The letter made Philip angry. How did his uncle think he was living? He did not even trouble to inquire. He might have starved for all the old man cared. But as he walked home something struck him; he stopped under a lamp-post and read the letter again; the handwriting had no longer the business-like firmness which had characterised it; it was larger and wavering: perhaps the illness had shaken him more than he was willing to confess, and he sought in that formal note to express a yearning to see the only relation he had in the world. Philip wrote back that he could come down to Blackstable for a fortnight in July. The invitation was convenient, for he had not known what to do, with his brief holiday. The Athelnys went hopping in September, but he could not then be spared, since during that month the autumn models were prepared. The rule of Lynn's was that everyone must take a fortnight whether he wanted it or not; and during that time, if he had nowhere to go, the assistant might sleep in his room, but he was not allowed food. A number had no friends within reasonable distance of London, and to these the holiday was an awkward interval when they had to provide food out of their small wages and, with the whole day on their hands, had nothing to spend. Philip had not been out of London since his visit to Brighton with Mildred, now two years before, and he longed for fresh air and the silence of the sea. He thought of it with such a passionate desire, all through May and June, that, when at length the time came for him to go, he was listless.
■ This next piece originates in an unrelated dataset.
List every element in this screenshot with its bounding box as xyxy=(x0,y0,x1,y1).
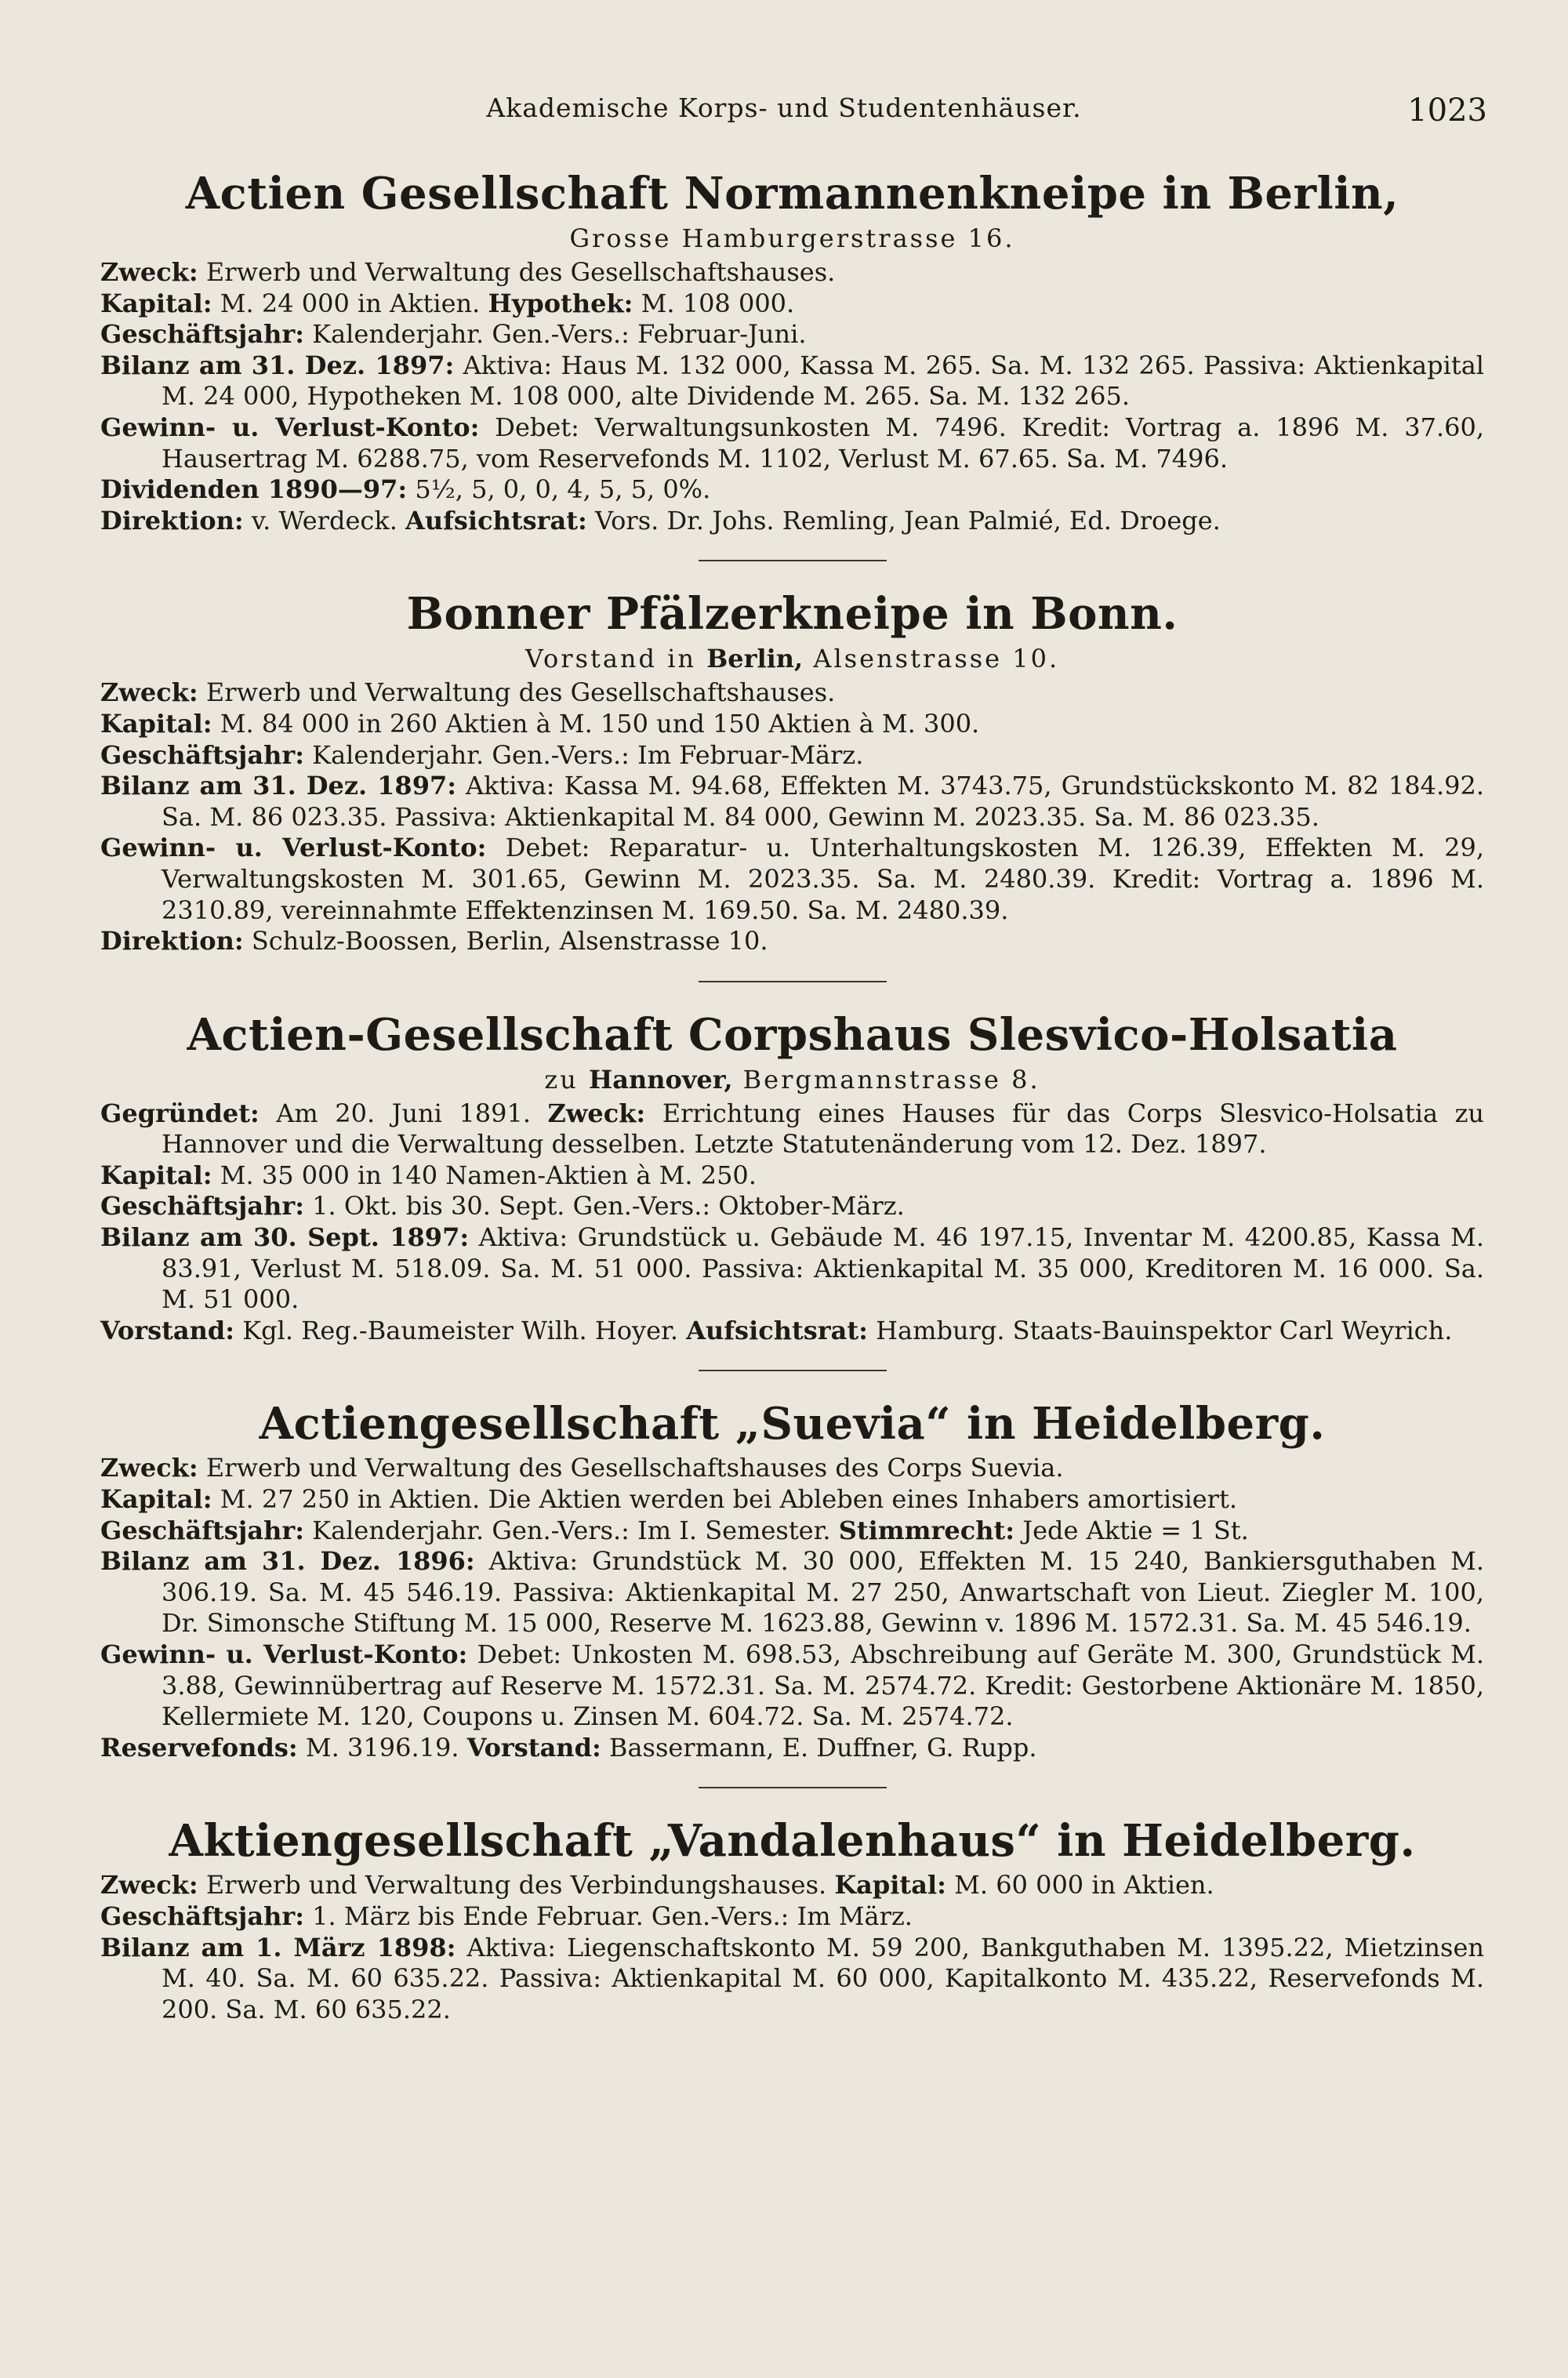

On his last evening, when he talked with the buyer of one or two jobs he had to leave over, Mr. Sampson suddenly said to him:
"What wages have you been getting?"
"Six shillings."
"I don't think it's enough. I'll see that you're put up to twelve when you come back."
"Thank you very much," smiled Philip. "I'm beginning to want some new clothes badly."
"If you stick to your work and don't go larking about with the girls like what some of them do, I'll look after you, Carey. Mind you, you've got a lot to learn, but you're promising, I'll say that for you, you're promising, and I'll see that you get a pound a week as soon as you deserve it."
Philip wondered how long he would have to wait for that. Two years?
He was startled at the change in his uncle. When last he had seen him he was a stout man, who held himself upright, clean-shaven, with a round, sensual face; but he had fallen in strangely, his skin was yellow; there were great bags under the eyes, and he was bent and old. He had grown a beard during his last illness, and he walked very slowly.
"I'm not at my best today," he said when Philip, having just arrived, was sitting with him in the dining-room. "The heat upsets me."
Philip, asking after the affairs of the parish, looked at him and wondered how much longer he could last. A hot summer would finish him; Philip noticed how thin his hands were; they trembled. It meant so much to Philip. If he died that summer he could go back to the hospital at the beginning of the winter session; his heart leaped at the thought of returning no more to Lynn's. At dinner the Vicar sat humped up on his chair, and the housekeeper who had been with him since his wife's death said:
"Shall Mr. Philip carve, sir?"
The old man, who had been about to do so from disinclination to confess his weakness, seemed glad at the first suggestion to relinquish the attempt.
"You've got a very good appetite," said Philip.
"Oh yes, I always eat well. But I'm thinner than when you were here last. I'm glad to be thinner, I didn't like being so fat. Dr. Wigram thinks I'm all the better for being thinner than I was."
When dinner was over the housekeeper brought him some medicine.